When he was away, my heart panted for my six months. When he held me, all the
distractions, nightmares of the lost six months dissipated, as if I was in a
trance. I cried as much as I laughed. But I only cried when he wasn´t looking.
I consoled him when he anguished for her. He cried for her at night, in his
dreams. She didn’t need him as much as I did. But he needed her in order to be
with me. But I stood firmly by his side. I believed. Belief is all I needed to
breathe life into the dream. Soon he would see. He would notice, that I was the
consistent one.
This is how I first felt as I waited for him at
the Grand Central Station. This time, I would fight for my place. I would put
an ultimatum in place. Over the past six months I had become stronger. But then
again this was the cycle. When I saw him, the strength was replaced by the
longing to be in his arms, in peace. Now here he was, laying in a heap on top
of me, in Grand Central station. I finally had him. I could tell. He had given
in to me. A new dawn had been realized. Now we could all breathe. I felt the
mojo. My head formed a haiku. I was back. I gently pulled him up and dragged
him to a bench. His shoulders continued heaving. I feel faint he said. His
clutched fists opened and something fell to the ground. An orange bottle
started rolling away. Pills. Pills? How many did you take? He was gasping.

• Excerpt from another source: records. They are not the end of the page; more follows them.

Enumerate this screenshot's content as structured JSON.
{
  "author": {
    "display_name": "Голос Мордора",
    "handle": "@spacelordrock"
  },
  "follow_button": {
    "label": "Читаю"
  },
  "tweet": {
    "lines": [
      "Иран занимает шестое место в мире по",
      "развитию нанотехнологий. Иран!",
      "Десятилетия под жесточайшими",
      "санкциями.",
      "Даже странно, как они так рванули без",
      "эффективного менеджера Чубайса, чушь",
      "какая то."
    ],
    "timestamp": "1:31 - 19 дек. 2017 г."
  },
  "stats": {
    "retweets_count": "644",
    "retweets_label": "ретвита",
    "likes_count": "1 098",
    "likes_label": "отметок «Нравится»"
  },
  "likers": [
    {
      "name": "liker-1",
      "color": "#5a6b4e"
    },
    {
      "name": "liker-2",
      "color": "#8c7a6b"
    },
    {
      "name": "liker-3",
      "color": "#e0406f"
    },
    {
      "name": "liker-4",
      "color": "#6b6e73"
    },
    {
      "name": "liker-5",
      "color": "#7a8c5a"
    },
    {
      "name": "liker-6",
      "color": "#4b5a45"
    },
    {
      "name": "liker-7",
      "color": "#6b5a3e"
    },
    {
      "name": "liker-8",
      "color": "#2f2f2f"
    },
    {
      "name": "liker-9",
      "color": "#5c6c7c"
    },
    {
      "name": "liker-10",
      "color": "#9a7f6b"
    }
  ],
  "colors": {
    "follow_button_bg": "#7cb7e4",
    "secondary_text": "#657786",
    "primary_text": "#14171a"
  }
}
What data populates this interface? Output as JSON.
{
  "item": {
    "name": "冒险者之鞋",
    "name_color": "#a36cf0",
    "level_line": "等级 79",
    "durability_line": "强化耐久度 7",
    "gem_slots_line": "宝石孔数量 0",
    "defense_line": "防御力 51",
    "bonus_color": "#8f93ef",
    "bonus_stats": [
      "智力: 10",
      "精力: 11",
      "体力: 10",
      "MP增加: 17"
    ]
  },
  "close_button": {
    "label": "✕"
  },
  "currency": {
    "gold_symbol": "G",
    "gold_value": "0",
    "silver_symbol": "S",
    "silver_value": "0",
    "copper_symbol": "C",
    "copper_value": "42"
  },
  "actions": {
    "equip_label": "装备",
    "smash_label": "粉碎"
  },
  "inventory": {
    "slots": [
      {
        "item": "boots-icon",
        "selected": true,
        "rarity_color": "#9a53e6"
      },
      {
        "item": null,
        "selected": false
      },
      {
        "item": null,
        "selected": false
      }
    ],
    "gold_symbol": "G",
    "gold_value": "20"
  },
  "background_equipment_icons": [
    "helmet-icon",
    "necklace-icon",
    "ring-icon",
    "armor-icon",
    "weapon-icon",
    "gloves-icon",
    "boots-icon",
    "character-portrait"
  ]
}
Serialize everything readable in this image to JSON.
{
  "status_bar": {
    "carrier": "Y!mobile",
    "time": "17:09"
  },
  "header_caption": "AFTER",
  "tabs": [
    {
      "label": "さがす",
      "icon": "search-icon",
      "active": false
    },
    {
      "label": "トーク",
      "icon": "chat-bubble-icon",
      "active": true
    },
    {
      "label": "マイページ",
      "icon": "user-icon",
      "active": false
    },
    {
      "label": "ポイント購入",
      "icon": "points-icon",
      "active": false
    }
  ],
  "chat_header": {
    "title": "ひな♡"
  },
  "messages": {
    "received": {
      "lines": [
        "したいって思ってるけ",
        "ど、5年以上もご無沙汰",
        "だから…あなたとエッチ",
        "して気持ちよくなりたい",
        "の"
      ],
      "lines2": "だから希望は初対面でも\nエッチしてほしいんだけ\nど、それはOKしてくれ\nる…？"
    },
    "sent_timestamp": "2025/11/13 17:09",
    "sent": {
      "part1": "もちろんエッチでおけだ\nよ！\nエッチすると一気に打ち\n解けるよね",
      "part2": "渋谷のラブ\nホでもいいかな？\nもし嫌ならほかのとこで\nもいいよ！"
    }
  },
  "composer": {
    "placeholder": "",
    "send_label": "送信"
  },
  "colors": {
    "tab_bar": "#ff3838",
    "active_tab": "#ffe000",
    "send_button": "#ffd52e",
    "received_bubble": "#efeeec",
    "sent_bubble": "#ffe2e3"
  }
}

Help! I called out. I remember vaguely the events of that afternoon. Heavy
gasps. Foaming. Screaming. Black boots. Stretcher. Tubes. Breathing machine. I
remember hands pounding on his chest. The rush to put him in an ambulance. How
I got shoved to the side when I attempted to get in the ambulance. I ran the
streets of New York. The damn cabs. I continued running. Finally a yellow
stopped. It was a Nigerian cab driver. He said something about my forehead
resembling a Kenyan. I was in no mood. I am going to lose him is all I said. He
may have said other things, my memory fails me. I am finally sitting at the hospital
reception.
“Are you his family?” I shook my head “No.” “Who is?” I hadn´t the
slightest idea. “We have a number from his phone. We called the last person he
was speaking to.” That’s how I found out. Before his heart stopped beating, or
perhaps at the same time, I finally met the love of his life. The one who had
caused him such great pain. The one who had come in between my dream for love.
He was six foot tall. Dark. It’s the pain on his face, that I remember most.
The way he literally tried to shake it off. The agony in his cry. I watched him
as he took his ring off his finger and tossed in the bin. He sat next to me. “I
loved him but I couldn´t…,” Prof. Delroy tried to speak, as he slumped to the
floor next to me. My instinct was to hold him, but my hands felt weak. So we
just sat there two broken souls on the cold floor of the New York Medical
Hospital.
Wanjiku wa Ngugi is the director of the Helsinki African Film
Festival, (HAFF) Finland. Her first novel, The Fall of Saints, is forthcoming
from Simon & Schuster, Feb 25, 2014.